Protein kinase C mediates angiotensin II-induced contractions and the release of endothelin and prostacyclin in rat aortic rings

Angiotensin II (Ang II) stimulation of vascular smooth muscle results in a myriad of intracellular signals that interact to produce the final physiologic response of the cell. We used rat aortic rings to investigate the role of protein kinase C (PKC) in Ang II-induced contractions and in the concomitant release of endothelin (ET) and prostacyclin (PGI(2)). Ang II (10(-9)M) produced a rapid contraction which was sustained for 10 min. When aortic rings were pretreated with graded concentrations of each of the four different inhibitors of PKC, that is, (i) 1-(5-isoquinolinesultonylmethyl) piperazine (H7); (ii) 1-(5-isoquinolinesulfonyl) piperazine(CL); (iii) staurosporine; or (iv) calphostin C, inhibition of Ang II-induced contractions began at 10(-9)M, and was nearly complete at 10(-6)M. Ang II-induced contractions were associated with a 10-fold increase in the release of both ET and PGI(2). Pretreatment with 10(-6)M of any one of the same four PKC inhibitors blocked Ang II-induced release of both ET and PGI(2). Pretreatment with a blocker of the endothelin-A receptor, BQ123 (10(-6)M), inhibited, by approximately 50%, Ang II-induced contractions, and the release of both ET and PGI(2).

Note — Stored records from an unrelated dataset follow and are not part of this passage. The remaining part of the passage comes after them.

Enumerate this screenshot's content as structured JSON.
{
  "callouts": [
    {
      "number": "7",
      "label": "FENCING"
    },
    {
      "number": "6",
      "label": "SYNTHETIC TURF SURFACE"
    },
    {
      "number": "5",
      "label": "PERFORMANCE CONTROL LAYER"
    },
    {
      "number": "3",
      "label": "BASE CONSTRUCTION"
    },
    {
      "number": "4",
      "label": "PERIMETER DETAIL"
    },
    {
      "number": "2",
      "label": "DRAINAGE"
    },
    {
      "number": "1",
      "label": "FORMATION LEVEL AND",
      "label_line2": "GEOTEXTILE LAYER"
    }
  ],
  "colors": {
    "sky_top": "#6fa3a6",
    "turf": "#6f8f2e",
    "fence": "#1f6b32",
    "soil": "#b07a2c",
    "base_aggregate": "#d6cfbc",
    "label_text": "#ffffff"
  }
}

In aortic rings denuded of endothelium, Ang II-induced contractions, and the release of both ET and PGI(2) were significantly reduced, compared to intact rings. We conclude that PKC mediates Ang II-induced contractions in rat aortic rings and that the secondary release of both ET and PGI(2) during Ang II-induced contractions is mediated, at least in part, by PKC. In addition, approximately half of Ang II-induced contractile force and of PGI(2) release is dependent upon the ET released from endothelial cells.